9. Granting security over products: you may wish to finance your products in storage. Before doing so, you should conduct a legal analysis of the storage facility’s jurisdiction to understand whether effective security can be granted over the products. In addition, the consent to any security being taken will usually need to be given by the storage provider.  A key issue to here is the common insistence that the operator be granted a lien over the product as security for unpaid fees. Care should be taken to ensure that such a lien does not adversely affect or inhibit your ability to offer up the product as security for any financing.  

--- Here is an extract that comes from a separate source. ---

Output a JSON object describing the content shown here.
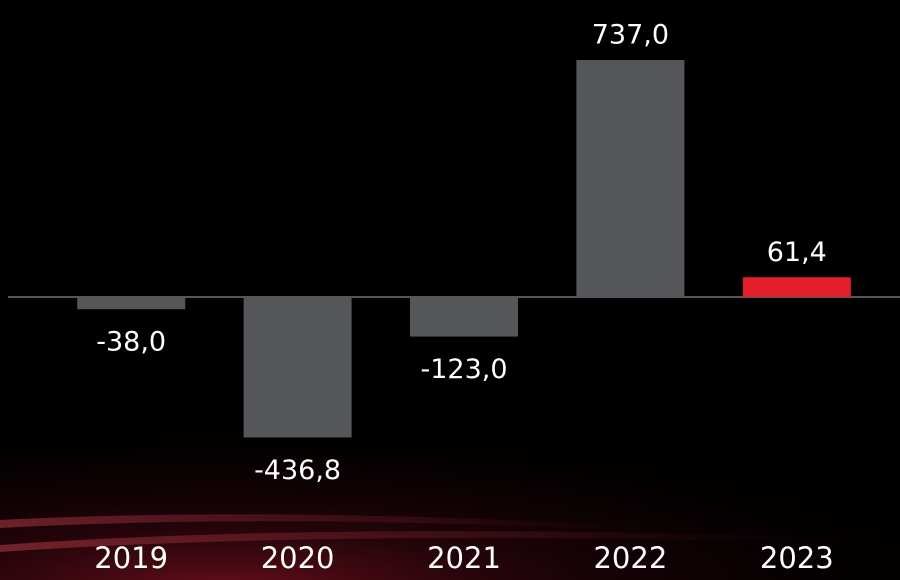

10. Sub-leasing: finally, you may wish to have the option to sub-lease your storage to third parties. Understandably, storage owners are not keen to allow this unless they either have immediate rights of recourse against the sub-lessee or else the original customer remains liable for the sub-lessee’s payment of fees and liabilities. You should therefore be comfortable as to the risks you face before you agree to sub-lease.  As you can appreciate, storage owners with excess storage capacity are often reluctant to agree to any sub-leasing at all for fear of ending up in a situation where they are competing with their existing customers to sell their storage capacity.

Conclusion

The above is meant as a brief summary of some key practical considerations and legal issues to bear in mind when you are considering and looking to negotiate a storage contract. As this article shows, a number of different issues need to be considered. Also, standards vary quite considerably between storage terms and therefore care should be taken when reviewing them. On the plus side, when tackled in the right way with a strategic and focussed approach, my experience suggests that an operator can usually be persuaded to give ground on any reasonable “must have” requests. After all, they are in the business of attracting and keeping long term customers and will look to accommodate requests where they can.